Le cancer du sein métastatique triple négatif (absence de récepteurs hormonodépendants aux estrogènes, à la progestérone et au HER2) reste difficile à traiter et son pronostic reste sombre. Mais une nouvelle arme sera bientôt disponible pour mieux prendre en charge ce cancer : le sacituzumab govitecan, qui est composé d'un anticorps monoclonal ciblant spécifiquement un antigène de surface des cellules trophoblastiques (Trop-2) présent dans plus de 90 % des tumeurs du sein et d’un inhibiteur de topoisomérase (SN-38).

Une étude multicentrique randomisée a comparé l'efficacité de ce composé à celle d'une chimiothérapie standard (éribuline, vinorelbine, capécitabine ou gemcitabine selon le choix des praticiens) en termes de survie chez des patientes souffrant d'un cancer du sein métastatique triple négatif en rechute ou ne répondant pas au traitement après au moins deux lignes de chimiothérapie standard. Toutes les patientes avaient été traitées précédemment par des taxanes.

L'âge médian des patientes était de 54 ans. On a observé une stabilisation de la pathologie pendant 5,6 mois sous sacituzumab govetican, et seulement de 1,7 mois avec une chimiothérapie classique. Notons que pour l'évaluation de ce résultat, les patientes présentant des métastases cérébrales avaient été exclues.

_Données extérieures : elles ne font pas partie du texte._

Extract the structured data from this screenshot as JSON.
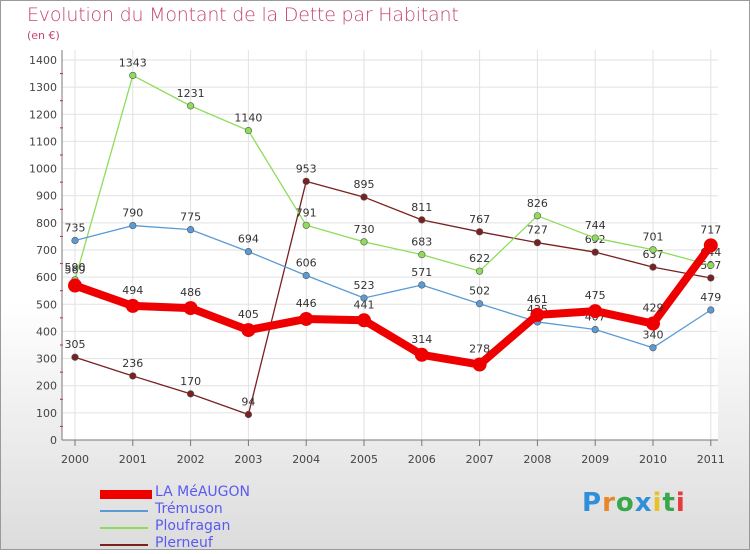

La durée médiane de survie a été de 12,1 mois parmi les patientes traitées par le sacituzumab govetican (235 patientes) avec 35 % de réponses, et de 6,7 mois avec tout autre chimiothérapie standard (233 patientes), avec 5 % de réponses positives au traitement. Le rapport des risques instantanés (Hazard Ratio HR) de mortalité montre un bénéfice significatif de cette nouvelle thérapeutique par rapport aux chimiothérapies classiques.

Les effets indésirables ont cependant été nettement plus nombreux avec ce nouveau traitement. Aucun décès dû au traitement n'a été observé dans le groupe du sacituzumab govetican. Les auteurs concluent donc que ce nouveau traitement permet une survie prolongée, mais soulignent la fréquence de ses effets indésirables.